Slices of meat-stuffed half pita inside a cardboard holder at a daytime LA restaurant.
Arayes, a griddled pita stuffed with beef and layered over with amba and tahini.

There are a couple of other menu items as well like arayes, ground wagyu that’s stuffed into a half-pita with fried onion and parsley, then griddled. The fries (which can be served loaded, with shawarma on top) are a nice option too, but the whole place really centers on that shawarma-stuffed pita. It is rich, filling, and a relative steal at $15. The simplicity of the add-ons and the snap of the sauce make this one of the best possible things to eat in LA right now, an admittedly bold statement in a city filled with great dishes.
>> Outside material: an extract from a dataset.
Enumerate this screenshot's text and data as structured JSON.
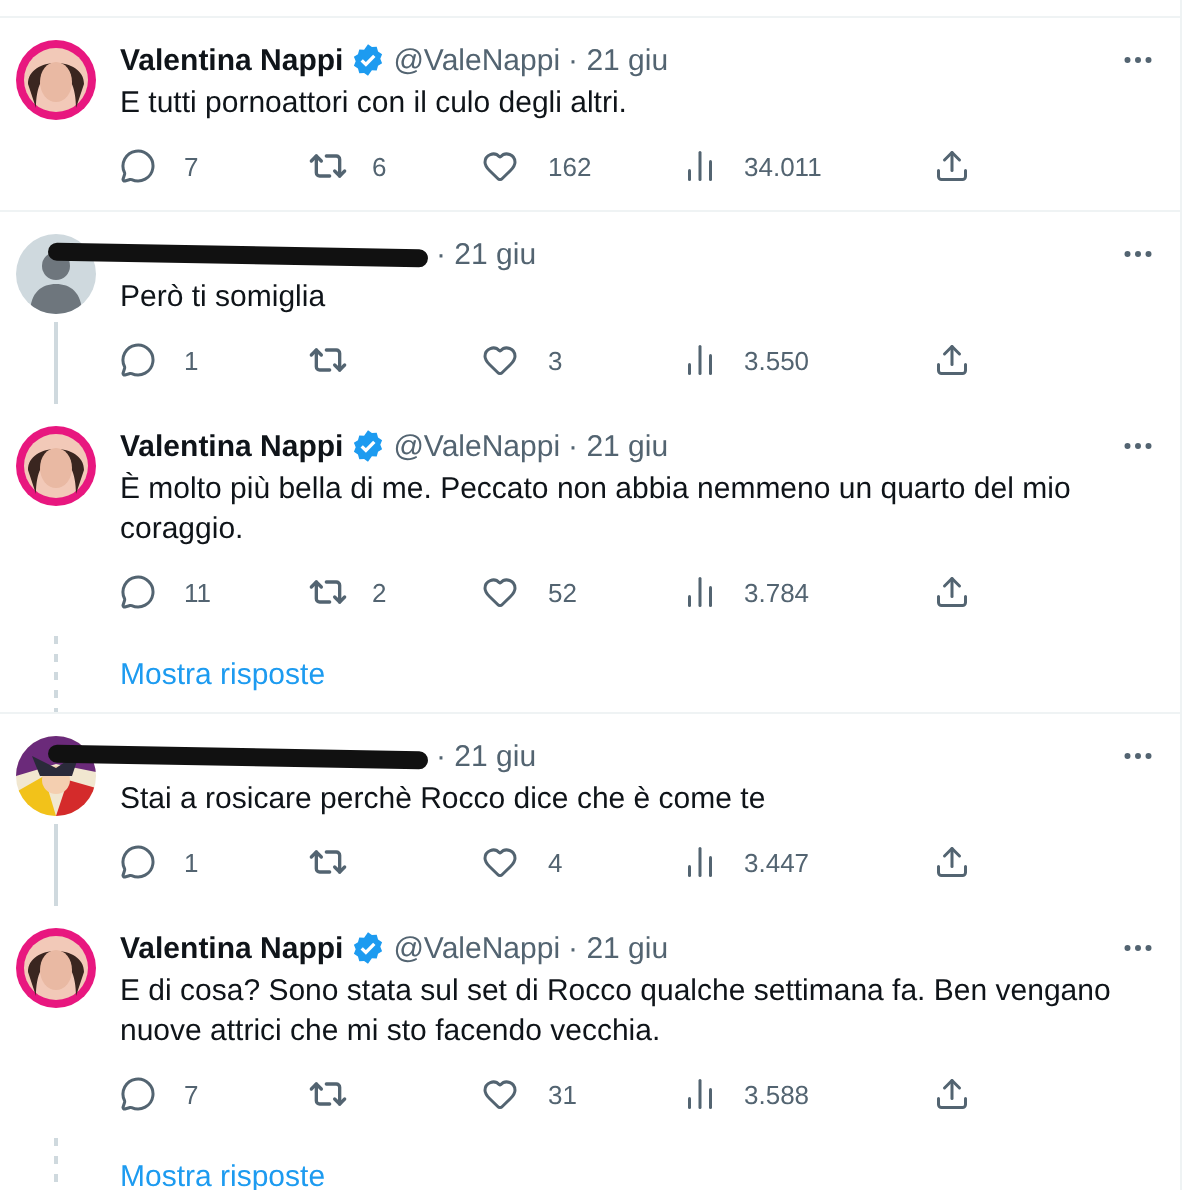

“I keep it simple, that's the idea,” says Yalin of his three-item menu. “I’m not coming from a restaurant background, I’m not a chef by any means.” There are plans to add rotating specials, including a possible cheeseburger pita, but so far he’s happy with the crowds he’s getting to this tiny strip mall space along a busy stretch of Ventura Boulevard. Yalin knows that he’s doing it exactly the way he envisioned during his backyard testing days. “It’s for me. I want it simple and unique and fresh, and this answers all of that.”

Avi Cue is open weekdays for lunch at 11288 Ventura Boulevard, Los Angeles, CA 91604, with an extension to 10 p.m. on Thursday, Friday, and Saturday nights.

Men look down into containers of ingredients at a sandwich restaurant with chalkboard menu shown over them at an LA restaurant.
Yalin and crew at the restaurant.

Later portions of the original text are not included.